The largest iceberg carving ever filmed has been caught on camera for a new movie, called Chasing Ice.
Photographer James Balog likened watching it to seeing "Manhattan breaking apart in front of your eyes", according to the Guardian.
After weeks of waiting, the film makers witnessed 7.4 cubic km of ice crashing off the Ilulissat glacier in Greenland.
Chasing Ice, released in the UK on Friday 14 December, follows James Balog's mission to document Arctic ice being melted by climate change, after initial scepticism about the phenomenon
Want to know more about the film? Its website explains: "Acclaimed photographer James Balog was once a skeptic about climate change.

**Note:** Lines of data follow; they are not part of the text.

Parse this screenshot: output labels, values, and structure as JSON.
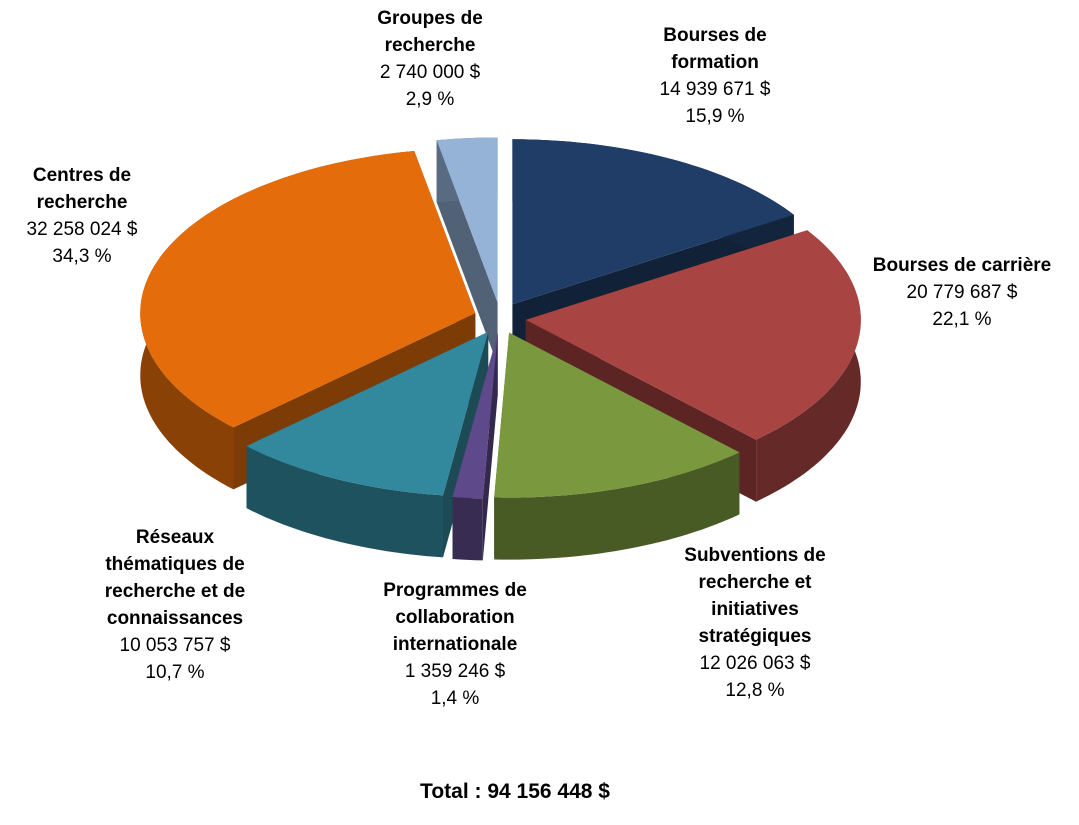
{
  "chart_data": {
    "type": "pie3d",
    "categories": [
      "Bourses de formation",
      "Bourses de carrière",
      "Subventions de recherche et initiatives stratégiques",
      "Programmes de collaboration internationale",
      "Réseaux thématiques de recherche et de connaissances",
      "Centres de recherche",
      "Groupes de recherche"
    ],
    "values": [
      14939671,
      20779687,
      12026063,
      1359246,
      10053757,
      32258024,
      2740000
    ],
    "value_labels": [
      "14 939 671  $",
      "20 779 687  $",
      "12 026 063  $",
      "1 359 246  $",
      "10 053 757  $",
      "32 258 024  $",
      "2 740 000  $"
    ],
    "percent_labels": [
      "15,9 %",
      "22,1 %",
      "12,8 %",
      "1,4 %",
      "10,7 %",
      "34,3 %",
      "2,9 %"
    ],
    "colors": [
      "#1f3d66",
      "#a84442",
      "#7a983d",
      "#5e4a8a",
      "#32889c",
      "#e46c0a",
      "#95b3d7"
    ],
    "total": "Total : 94 156 448 $"
  }
}
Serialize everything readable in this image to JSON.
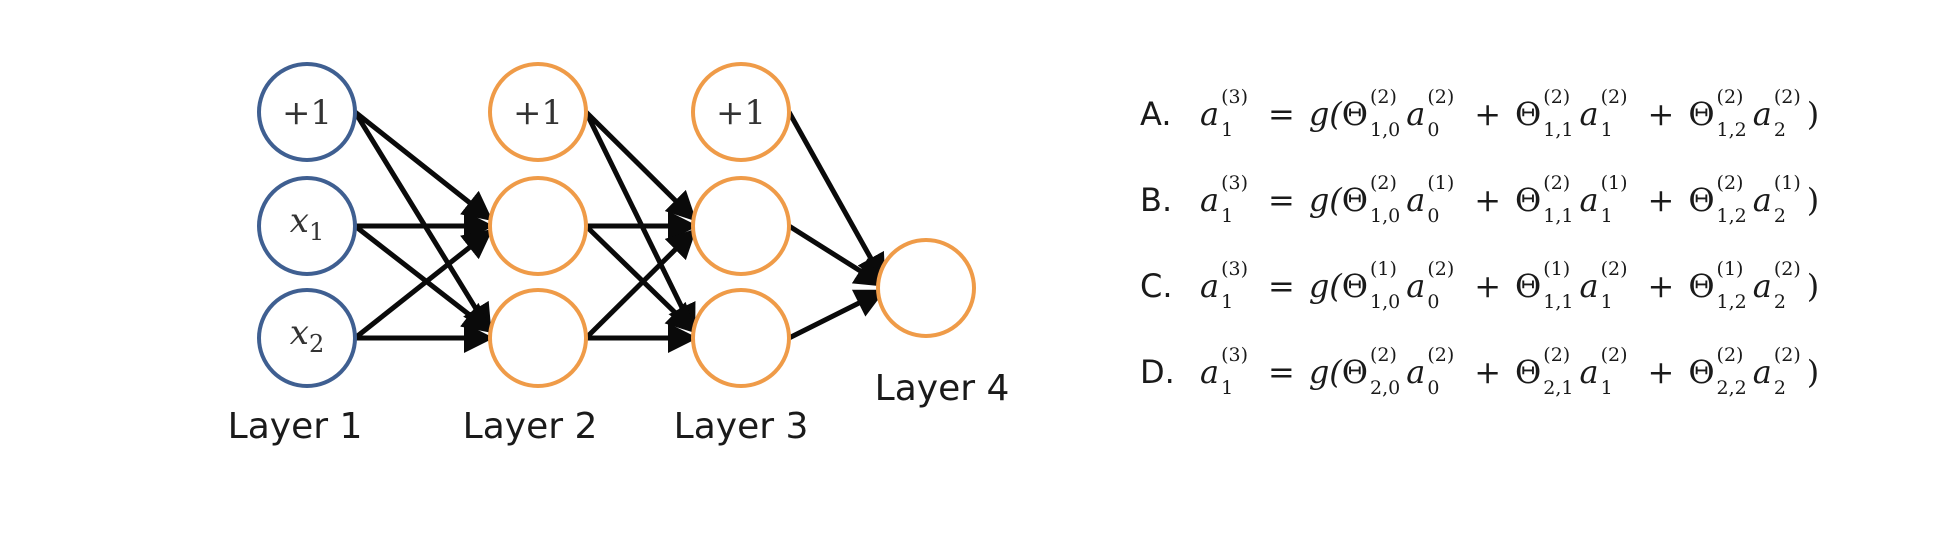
{
  "network": {
    "layers": [
      {
        "label": "Layer 1",
        "nodes": [
          "+1",
          "x1",
          "x2"
        ]
      },
      {
        "label": "Layer 2",
        "nodes": [
          "+1",
          "",
          ""
        ]
      },
      {
        "label": "Layer 3",
        "nodes": [
          "+1",
          "",
          ""
        ]
      },
      {
        "label": "Layer 4",
        "nodes": [
          ""
        ]
      }
    ],
    "colors": {
      "input": "#3f5f91",
      "hidden": "#ef9b48",
      "edge": "#0a0a0a"
    }
  },
  "options": [
    {
      "letter": "A.",
      "lhs": {
        "var": "a",
        "sub": "1",
        "sup": "(3)"
      },
      "eq": "=",
      "func": "g(",
      "close": ")",
      "plus": "+",
      "terms": [
        {
          "theta": "Θ",
          "theta_sup": "(2)",
          "theta_sub": "1,0",
          "var": "a",
          "var_sup": "(2)",
          "var_sub": "0"
        },
        {
          "theta": "Θ",
          "theta_sup": "(2)",
          "theta_sub": "1,1",
          "var": "a",
          "var_sup": "(2)",
          "var_sub": "1"
        },
        {
          "theta": "Θ",
          "theta_sup": "(2)",
          "theta_sub": "1,2",
          "var": "a",
          "var_sup": "(2)",
          "var_sub": "2"
        }
      ]
    },
    {
      "letter": "B.",
      "lhs": {
        "var": "a",
        "sub": "1",
        "sup": "(3)"
      },
      "eq": "=",
      "func": "g(",
      "close": ")",
      "plus": "+",
      "terms": [
        {
          "theta": "Θ",
          "theta_sup": "(2)",
          "theta_sub": "1,0",
          "var": "a",
          "var_sup": "(1)",
          "var_sub": "0"
        },
        {
          "theta": "Θ",
          "theta_sup": "(2)",
          "theta_sub": "1,1",
          "var": "a",
          "var_sup": "(1)",
          "var_sub": "1"
        },
        {
          "theta": "Θ",
          "theta_sup": "(2)",
          "theta_sub": "1,2",
          "var": "a",
          "var_sup": "(1)",
          "var_sub": "2"
        }
      ]
    },
    {
      "letter": "C.",
      "lhs": {
        "var": "a",
        "sub": "1",
        "sup": "(3)"
      },
      "eq": "=",
      "func": "g(",
      "close": ")",
      "plus": "+",
      "terms": [
        {
          "theta": "Θ",
          "theta_sup": "(1)",
          "theta_sub": "1,0",
          "var": "a",
          "var_sup": "(2)",
          "var_sub": "0"
        },
        {
          "theta": "Θ",
          "theta_sup": "(1)",
          "theta_sub": "1,1",
          "var": "a",
          "var_sup": "(2)",
          "var_sub": "1"
        },
        {
          "theta": "Θ",
          "theta_sup": "(1)",
          "theta_sub": "1,2",
          "var": "a",
          "var_sup": "(2)",
          "var_sub": "2"
        }
      ]
    },
    {
      "letter": "D.",
      "lhs": {
        "var": "a",
        "sub": "1",
        "sup": "(3)"
      },
      "eq": "=",
      "func": "g(",
      "close": ")",
      "plus": "+",
      "terms": [
        {
          "theta": "Θ",
          "theta_sup": "(2)",
          "theta_sub": "2,0",
          "var": "a",
          "var_sup": "(2)",
          "var_sub": "0"
        },
        {
          "theta": "Θ",
          "theta_sup": "(2)",
          "theta_sub": "2,1",
          "var": "a",
          "var_sup": "(2)",
          "var_sub": "1"
        },
        {
          "theta": "Θ",
          "theta_sup": "(2)",
          "theta_sub": "2,2",
          "var": "a",
          "var_sup": "(2)",
          "var_sub": "2"
        }
      ]
    }
  ]
}
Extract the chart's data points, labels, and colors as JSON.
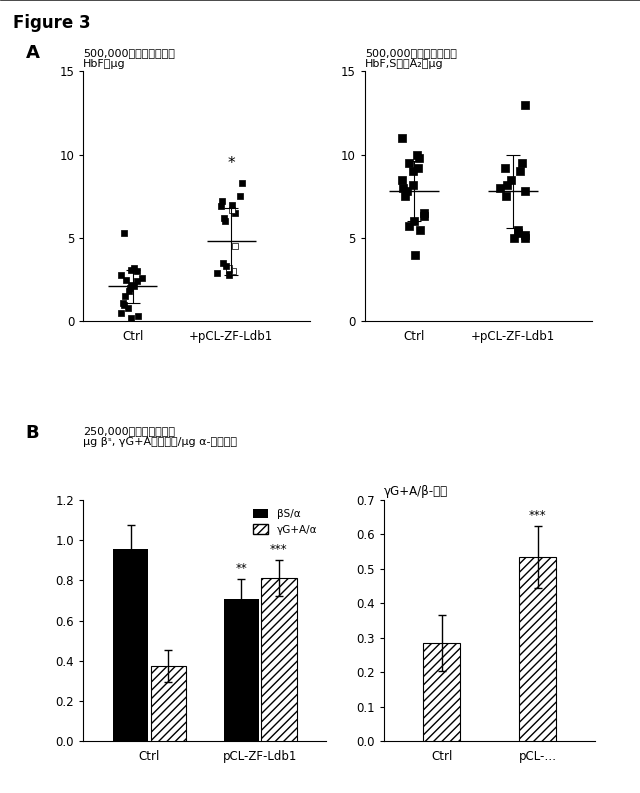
{
  "fig_title": "Figure 3",
  "panel_A_left": {
    "title_line1": "500,000赤血球細胞中の",
    "title_line2": "HbFのμg",
    "xlabel_ctrl": "Ctrl",
    "xlabel_treated": "+pCL-ZF-Ldb1",
    "ylim": [
      0,
      15
    ],
    "yticks": [
      0,
      5,
      10,
      15
    ],
    "ctrl_points": [
      0.2,
      0.3,
      0.5,
      0.8,
      1.0,
      1.1,
      1.5,
      1.8,
      2.0,
      2.1,
      2.2,
      2.4,
      2.5,
      2.6,
      2.8,
      3.0,
      3.1,
      3.2,
      5.3
    ],
    "ctrl_mean": 2.1,
    "ctrl_sd": 1.0,
    "treated_points": [
      2.8,
      2.9,
      3.0,
      3.1,
      3.2,
      3.3,
      3.5,
      4.5,
      6.0,
      6.2,
      6.5,
      6.7,
      6.9,
      7.0,
      7.2,
      7.5,
      8.3
    ],
    "treated_mean": 4.8,
    "treated_sd": 2.0,
    "significance": "*"
  },
  "panel_A_right": {
    "title_line1": "500,000赤血球細胞中の",
    "title_line2": "HbF,S及びA₂のμg",
    "xlabel_ctrl": "Ctrl",
    "xlabel_treated": "+pCL-ZF-Ldb1",
    "ylim": [
      0,
      15
    ],
    "yticks": [
      0,
      5,
      10,
      15
    ],
    "ctrl_points": [
      4.0,
      5.5,
      5.7,
      6.0,
      6.3,
      6.5,
      7.5,
      7.8,
      8.0,
      8.2,
      8.5,
      9.0,
      9.2,
      9.5,
      9.8,
      10.0,
      11.0
    ],
    "ctrl_mean": 7.8,
    "ctrl_sd": 1.8,
    "treated_points": [
      5.0,
      5.0,
      5.2,
      5.3,
      5.5,
      7.5,
      7.8,
      8.0,
      8.2,
      8.5,
      9.0,
      9.2,
      9.5,
      13.0
    ],
    "treated_mean": 7.8,
    "treated_sd": 2.2,
    "significance": null
  },
  "panel_B_left": {
    "title_line1": "250,000赤血球細胞中の",
    "title_line2": "μg βˢ, γG+Aグロビン/μg α-グロビン",
    "categories": [
      "Ctrl",
      "pCL-ZF-Ldb1"
    ],
    "bs_values": [
      0.955,
      0.705
    ],
    "bs_errors": [
      0.12,
      0.1
    ],
    "gamma_values": [
      0.375,
      0.81
    ],
    "gamma_errors": [
      0.08,
      0.09
    ],
    "bs_sig2": "**",
    "gamma_sig": "***",
    "ylim": [
      0,
      1.2
    ],
    "yticks": [
      0.0,
      0.2,
      0.4,
      0.6,
      0.8,
      1.0,
      1.2
    ],
    "legend_bs": "βS/α",
    "legend_gamma": "γG+A/α"
  },
  "panel_B_right": {
    "title": "γG+A/β-様鎖",
    "categories": [
      "Ctrl",
      "pCL-…"
    ],
    "values": [
      0.285,
      0.535
    ],
    "errors": [
      0.08,
      0.09
    ],
    "significance": "***",
    "ylim": [
      0,
      0.7
    ],
    "yticks": [
      0.0,
      0.1,
      0.2,
      0.3,
      0.4,
      0.5,
      0.6,
      0.7
    ]
  },
  "background_color": "#ffffff"
}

But through his Extreme Ice Survey, he discovers undeniable evidence of our changing planet. In Chasing Ice, Balog deploys revolutionary time-lapse cameras to capture a multi-year record of the world's changing glaciers. His hauntingly beautiful videos compress years into seconds and capture ancient mountains of ice in motion as they disappear at a breathtaking rate.
"Travelling with a team of young adventurers across the brutal Arctic, Balog risks his career and his well-being in pursuit of the biggest story facing humanity. As the debate polarizes America, and the intensity of natural disasters ramps up globally, Chasing Ice depicts a heroic photojournalist on a mission to deliver fragile hope to our carbon-powered planet."